Abstract

SUMMARY In most directions of propagation in anisotropic solids, seismic shear waves split in regular and predictable ways that, in principle, can be directly related to the degree of anisotropy and the anisotropic symmetry of the rockmass. In all anisotropic solids, however, there are directions of propagation, known as shear-wave singularities, where the split shear-waves have the same phase-velocities. For directions of propagation near the commonest type of singularity, the point singularity, the relationship between the phase and group-velocities may undergo rapid variations for small changes in direction.
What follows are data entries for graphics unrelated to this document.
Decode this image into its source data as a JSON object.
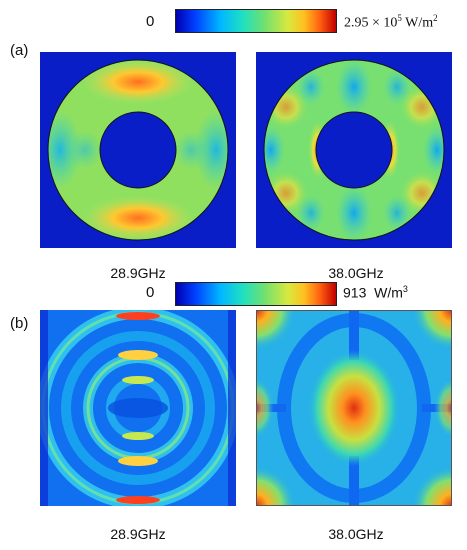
{
  "colormap": [
    "#0000b0",
    "#0040ff",
    "#00b8ff",
    "#20e0c0",
    "#70e070",
    "#d8e840",
    "#ffc020",
    "#ff6010",
    "#c00000"
  ],
  "row_a": {
    "label": "(a)",
    "colorbar_min": "0",
    "colorbar_max_mantissa": "2.95 × 10",
    "colorbar_max_exp": "5",
    "colorbar_max_unit": " W/m",
    "colorbar_max_unit_exp": "2",
    "panels": [
      {
        "caption": "28.9GHz"
      },
      {
        "caption": "38.0GHz"
      }
    ]
  },
  "row_b": {
    "label": "(b)",
    "colorbar_min": "0",
    "colorbar_max_value": "913",
    "colorbar_max_unit": "W/m",
    "colorbar_max_unit_exp": "3",
    "panels": [
      {
        "caption": "28.9GHz"
      },
      {
        "caption": "38.0GHz"
      }
    ]
  }
}
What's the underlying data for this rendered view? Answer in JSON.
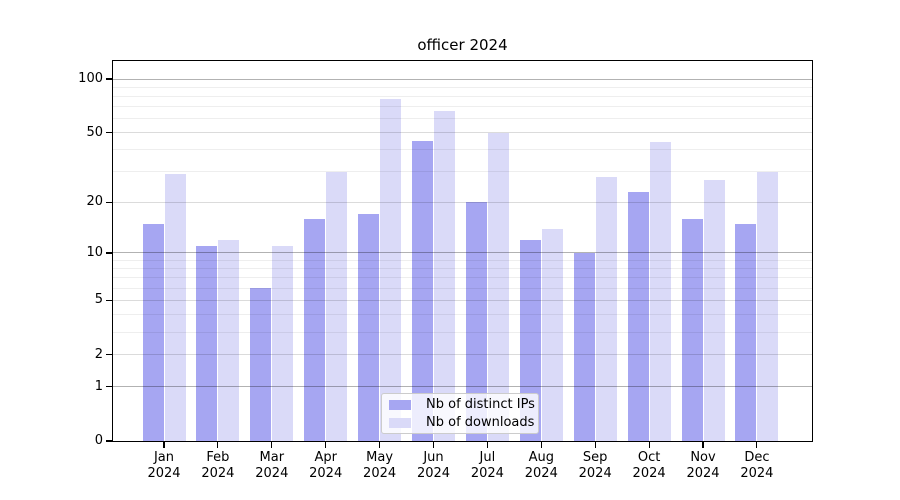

This results in shear-waves along rays (propagating at the grozq-velocity) behaving anomalously, with irregular polarizations and amplitude changes as if they were propagating near cusps, although the degree of anisotropy may be too small to cause conventional cusps on the group-velocity wave surfaces. The effects of propagation near such point singularities have been identified in sedimentary basins where they are features of the well-established phenomenon of azimuthal isotropy (transverse isotropy with a vertical axis of symmetry) caused by horizontal lithology, or by fine layering (PTL anisotropy), combining with the more recently recognized azimuthal anisotropy, caused by distributions of near-parallel near-vertical fluid-filled inclusions (EDA anisotropy). This paper demonstrates these irregular effects by calculating synthetic shear waves in directions near a point singularity in a material simulating a possible sedimentary basin. Such anomalies may be important in exploration seismology as point singularities can occur along nearly vertical ray paths in sedimentary basins. If not identified correctly, the effects of such point singularities could be mistakenly attributed to structural irregularities, and if correctly identified, the directions of such singularities can place tight constraints on possible combinations of PTL and EDA anisotropy in sedimentary basins.